Special sequences in Python's re module are sequences of characters that represent a special type of pattern. Here are some of the most commonly used special sequences:

- `\d`: Matches any digit (0-9).
- `\D`: Matches any non-digit character.
- `\s`: Matches any whitespace character (space, tab, newline, etc.).
- `\S`: Matches any non-whitespace character.
- `\w`: Matches any alphanumeric character (a-z, A-Z, 0-9, _).
- `\W`: Matches any non-alphanumeric character.
- `\b`: Matches the boundary between a word character and a non-word character.
- `\B`: Matches the boundary between two word characters or two non-word characters.
- `\A`: Matches the beginning of the string. It works the same as the caret (^) metacharacter.
- `\Z`: Matches the end of the string. It works the same as the dollar ($) metacharacter.

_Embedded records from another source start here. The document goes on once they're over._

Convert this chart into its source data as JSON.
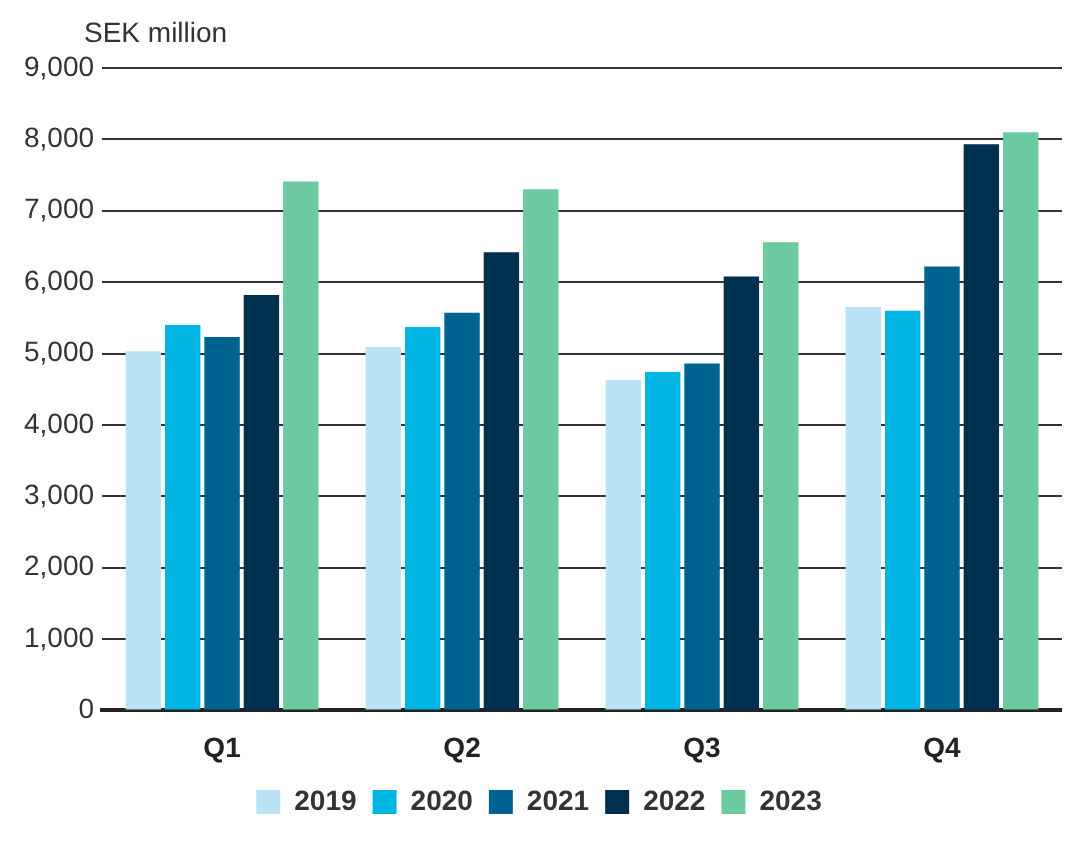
{
  "chart_data": {
    "type": "bar",
    "ylabel": "SEK million",
    "categories": [
      "Q1",
      "Q2",
      "Q3",
      "Q4"
    ],
    "series": [
      {
        "name": "2019",
        "color": "#b8e3f5",
        "values": [
          5030,
          5090,
          4630,
          5650
        ]
      },
      {
        "name": "2020",
        "color": "#00b5e2",
        "values": [
          5400,
          5370,
          4740,
          5600
        ]
      },
      {
        "name": "2021",
        "color": "#00628f",
        "values": [
          5230,
          5570,
          4860,
          6220
        ]
      },
      {
        "name": "2022",
        "color": "#00304f",
        "values": [
          5820,
          6420,
          6080,
          7930
        ]
      },
      {
        "name": "2023",
        "color": "#6cc9a0",
        "values": [
          7410,
          7300,
          6560,
          8100
        ]
      }
    ],
    "ylim": [
      0,
      9000
    ],
    "yticks": [
      {
        "value": 0,
        "label": "0"
      },
      {
        "value": 1000,
        "label": "1,000"
      },
      {
        "value": 2000,
        "label": "2,000"
      },
      {
        "value": 3000,
        "label": "3,000"
      },
      {
        "value": 4000,
        "label": "4,000"
      },
      {
        "value": 5000,
        "label": "5,000"
      },
      {
        "value": 6000,
        "label": "6,000"
      },
      {
        "value": 7000,
        "label": "7,000"
      },
      {
        "value": 8000,
        "label": "8,000"
      },
      {
        "value": 9000,
        "label": "9,000"
      }
    ],
    "grid": "y",
    "legend": "bottom"
  }
}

Here are some examples of how to use these special sequences:

In [18]:
import re

# Match any digit
pattern = re.compile(r'\d+')
string = 'The price is $123.45'
matches = pattern.findall(string)
print(matches)

# Match any non-word character
pattern = re.compile(r'\W+')
string = 'Hello, World!'
matches = pattern.findall(string)
print(matches)

# Match the boundary between a word character and a non-word character
pattern = re.compile(r'\bworld\b')
string = 'Hello, world!'
match = pattern.search(string)
print(match.group())

['123', '45']
[', ', '!']
world


## Python RegEx Flags

Flags in Python's `re` module are optional arguments that modify the behavior of regular expression functions. These flags allow you to control how regular expressions are matched and interpreted. Here are some of the most commonly used flags:

- `re.IGNORECASE`: Ignores case when matching characters. For example, the pattern r'cat' would match the string "cat", "Cat", and "CAT" with this flag.
- `re.MULTILINE`: Allows the pattern to match multiple lines in a string. This flag changes the meaning of the `^` and `$` metacharacters to match the beginning and end of each line, rather than just the beginning and end of the entire string.
- `re.DOTALL`: Allows the dot (`.`) metacharacter to match any character, including newline characters.
- `re.VERBOSE`: Allows you to add comments and whitespace to your regular expression pattern, making it easier to read and understand.
- `re.ASCII`: Makes `\w`, `\W`, `\b`, `\B`, `\d`, `\D`, `\s` and `\S` perform ASCII-only matching instead of Unicode matching.
- `re.UNICODE`: Makes `\w`, `\W`, `\b`, `\B`, `\d` and `\D` perform Unicode matching instead of ASCII-only matching.
- `re.LOCALE`: Makes `\w`, `\W`, `\b`, `\B`, `\d` and `\D` perform matching according to the current locale.
- `re.DEBUG`: Enable debug output for the regular expression engine.
- `re.A`: This is an alias for `re.ASCII`.
- `re.I`: This is an alias for `re.IGNORECASE`.
- `re.M`: This is an alias for `re.MULTILINE`.
- `re.S`: This is an alias for `re.DOTALL`.
- `re.X`: This is an alias for `re.VERBOSE`.
- `re.U`: This is an alias for `re.UNICODE`.
- `re.L`: This is an alias for `re.LOCALE`.